Graaf Willem III gelast de bisschop van Zuden en heer Simon van Benthem om samen met de heer van Abcoude en de baljuw van Woerden stappen te ondernemen in de zaak van een vluchteling uit het ambacht van de heer van Abcoude die in het land van Woerden gevangen was genomen door zijn vijanden, waarmee die inbreuk hadden gemaakt op de grafelijke rechten.
Willem die Brune, Goesken Nannekijnsz., van vechtelic.
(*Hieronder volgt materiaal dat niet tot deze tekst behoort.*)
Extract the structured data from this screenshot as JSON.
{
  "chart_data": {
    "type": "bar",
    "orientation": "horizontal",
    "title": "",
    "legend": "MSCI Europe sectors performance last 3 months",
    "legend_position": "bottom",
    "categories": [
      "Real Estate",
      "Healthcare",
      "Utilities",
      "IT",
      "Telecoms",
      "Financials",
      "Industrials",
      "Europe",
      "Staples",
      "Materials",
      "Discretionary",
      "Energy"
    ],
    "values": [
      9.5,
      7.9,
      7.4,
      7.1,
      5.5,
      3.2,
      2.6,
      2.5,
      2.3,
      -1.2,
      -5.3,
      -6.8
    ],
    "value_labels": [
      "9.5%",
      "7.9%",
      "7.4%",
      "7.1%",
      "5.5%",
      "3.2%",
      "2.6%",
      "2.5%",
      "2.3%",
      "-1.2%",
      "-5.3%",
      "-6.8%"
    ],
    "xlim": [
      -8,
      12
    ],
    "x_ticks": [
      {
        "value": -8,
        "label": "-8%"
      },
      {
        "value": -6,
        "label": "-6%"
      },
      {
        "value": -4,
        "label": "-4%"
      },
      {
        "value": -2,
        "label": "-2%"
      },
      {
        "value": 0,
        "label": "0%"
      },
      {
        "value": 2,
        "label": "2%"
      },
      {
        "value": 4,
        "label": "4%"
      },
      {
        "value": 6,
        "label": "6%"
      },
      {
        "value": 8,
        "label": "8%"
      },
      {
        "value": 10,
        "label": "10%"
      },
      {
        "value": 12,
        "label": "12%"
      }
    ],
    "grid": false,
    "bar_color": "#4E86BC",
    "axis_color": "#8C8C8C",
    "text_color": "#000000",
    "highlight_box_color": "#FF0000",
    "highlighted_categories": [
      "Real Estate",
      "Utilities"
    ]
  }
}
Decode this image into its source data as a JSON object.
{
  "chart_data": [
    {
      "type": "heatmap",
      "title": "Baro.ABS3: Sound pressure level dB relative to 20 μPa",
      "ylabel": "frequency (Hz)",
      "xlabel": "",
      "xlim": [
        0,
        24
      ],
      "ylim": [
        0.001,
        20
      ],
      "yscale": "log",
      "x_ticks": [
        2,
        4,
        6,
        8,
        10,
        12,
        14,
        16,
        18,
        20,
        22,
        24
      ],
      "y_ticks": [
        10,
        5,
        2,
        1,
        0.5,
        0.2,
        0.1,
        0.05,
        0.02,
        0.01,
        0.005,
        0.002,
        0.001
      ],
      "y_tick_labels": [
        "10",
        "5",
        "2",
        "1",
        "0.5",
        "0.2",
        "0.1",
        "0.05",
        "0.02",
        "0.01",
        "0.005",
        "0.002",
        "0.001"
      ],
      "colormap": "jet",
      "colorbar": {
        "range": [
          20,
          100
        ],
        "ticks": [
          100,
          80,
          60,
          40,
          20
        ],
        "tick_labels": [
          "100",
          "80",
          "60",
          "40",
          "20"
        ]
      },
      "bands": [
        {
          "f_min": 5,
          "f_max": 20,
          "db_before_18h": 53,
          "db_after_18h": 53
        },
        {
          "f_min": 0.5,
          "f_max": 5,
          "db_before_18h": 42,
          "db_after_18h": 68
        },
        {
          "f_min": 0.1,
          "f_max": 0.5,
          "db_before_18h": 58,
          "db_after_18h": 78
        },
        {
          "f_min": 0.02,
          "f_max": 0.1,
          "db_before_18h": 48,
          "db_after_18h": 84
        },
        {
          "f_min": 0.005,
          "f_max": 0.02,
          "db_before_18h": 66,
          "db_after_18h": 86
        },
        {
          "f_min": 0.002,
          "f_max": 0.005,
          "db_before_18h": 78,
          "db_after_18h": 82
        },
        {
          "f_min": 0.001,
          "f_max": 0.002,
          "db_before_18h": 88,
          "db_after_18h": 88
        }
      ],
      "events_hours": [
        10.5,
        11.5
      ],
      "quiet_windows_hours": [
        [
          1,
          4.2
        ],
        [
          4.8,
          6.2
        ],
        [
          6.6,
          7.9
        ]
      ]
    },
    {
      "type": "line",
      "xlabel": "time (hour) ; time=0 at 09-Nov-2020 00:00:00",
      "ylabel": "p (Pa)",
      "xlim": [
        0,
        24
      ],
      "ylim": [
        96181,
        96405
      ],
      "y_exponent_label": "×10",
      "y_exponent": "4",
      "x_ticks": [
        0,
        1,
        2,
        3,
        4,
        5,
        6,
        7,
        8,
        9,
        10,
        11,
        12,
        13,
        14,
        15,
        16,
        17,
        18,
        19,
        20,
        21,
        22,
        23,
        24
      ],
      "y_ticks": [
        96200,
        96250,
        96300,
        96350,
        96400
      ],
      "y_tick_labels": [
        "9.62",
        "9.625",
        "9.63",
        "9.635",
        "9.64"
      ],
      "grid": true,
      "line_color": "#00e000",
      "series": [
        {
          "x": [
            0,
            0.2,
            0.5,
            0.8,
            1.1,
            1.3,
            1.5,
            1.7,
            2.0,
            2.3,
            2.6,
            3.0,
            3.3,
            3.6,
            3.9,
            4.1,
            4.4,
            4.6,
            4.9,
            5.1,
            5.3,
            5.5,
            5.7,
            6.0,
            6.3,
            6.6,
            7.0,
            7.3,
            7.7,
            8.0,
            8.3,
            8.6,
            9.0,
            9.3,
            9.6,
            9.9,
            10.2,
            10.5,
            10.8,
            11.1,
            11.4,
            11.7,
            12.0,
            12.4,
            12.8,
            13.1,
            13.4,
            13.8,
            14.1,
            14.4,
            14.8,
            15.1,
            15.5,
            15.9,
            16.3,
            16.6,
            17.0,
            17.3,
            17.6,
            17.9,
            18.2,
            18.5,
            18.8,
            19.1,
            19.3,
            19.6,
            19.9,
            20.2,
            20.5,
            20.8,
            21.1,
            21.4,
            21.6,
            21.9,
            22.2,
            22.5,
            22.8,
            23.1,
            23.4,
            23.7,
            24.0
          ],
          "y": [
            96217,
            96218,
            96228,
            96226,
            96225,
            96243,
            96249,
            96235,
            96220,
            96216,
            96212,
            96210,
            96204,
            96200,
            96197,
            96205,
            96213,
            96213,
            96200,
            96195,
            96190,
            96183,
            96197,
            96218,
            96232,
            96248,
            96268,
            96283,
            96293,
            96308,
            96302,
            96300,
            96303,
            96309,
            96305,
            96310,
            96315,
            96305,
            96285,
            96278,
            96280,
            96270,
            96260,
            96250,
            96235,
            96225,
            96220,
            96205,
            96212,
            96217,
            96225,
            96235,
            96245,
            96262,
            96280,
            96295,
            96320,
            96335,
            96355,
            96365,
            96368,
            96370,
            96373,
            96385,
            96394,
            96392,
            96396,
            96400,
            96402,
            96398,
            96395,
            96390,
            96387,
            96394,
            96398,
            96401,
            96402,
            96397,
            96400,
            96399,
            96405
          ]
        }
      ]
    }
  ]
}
Wi Willaema ..grave etc. maken cond allen luden. Want Willaem die Brune ende zine helpers op die ene zide ende Gosekijn Nannekijns sone ende sine helpers op die ander zide een groet vechtelic onderlinghe hadden te Cameric in des sheren gherichte van Abecoude, also datter ene voervluchtich of wart ende vloech onder ons in onsen lande van Wourden, dair wi of verstaen dat die vyande quamen ende venghen dien man in onsen lande ende voerden weder tote Cameric, dair ons of denket dat jeghens ons mesdaen es; wair omme wi ombieden onsen lieven ende ghetrouwen den bisscop van Zuden ende heren Symon van Benthemb dat ghi metten here van Abecoude ende met onsen bailiu van Wourden die stucken voirscreven vereffent ende zoent, ende ons doet beteren die broeke die jeghens ons mesdaen es, alse redeliken es; ende des en laet niet.
Ghegheven tote sinte Gheerden berghe des saterdaghes voir sinte Symon ende Juden dach int jair ons Heren Mo CCCo vive ende twintich.
Per episcopum Zudensemc et Symond de Benteme.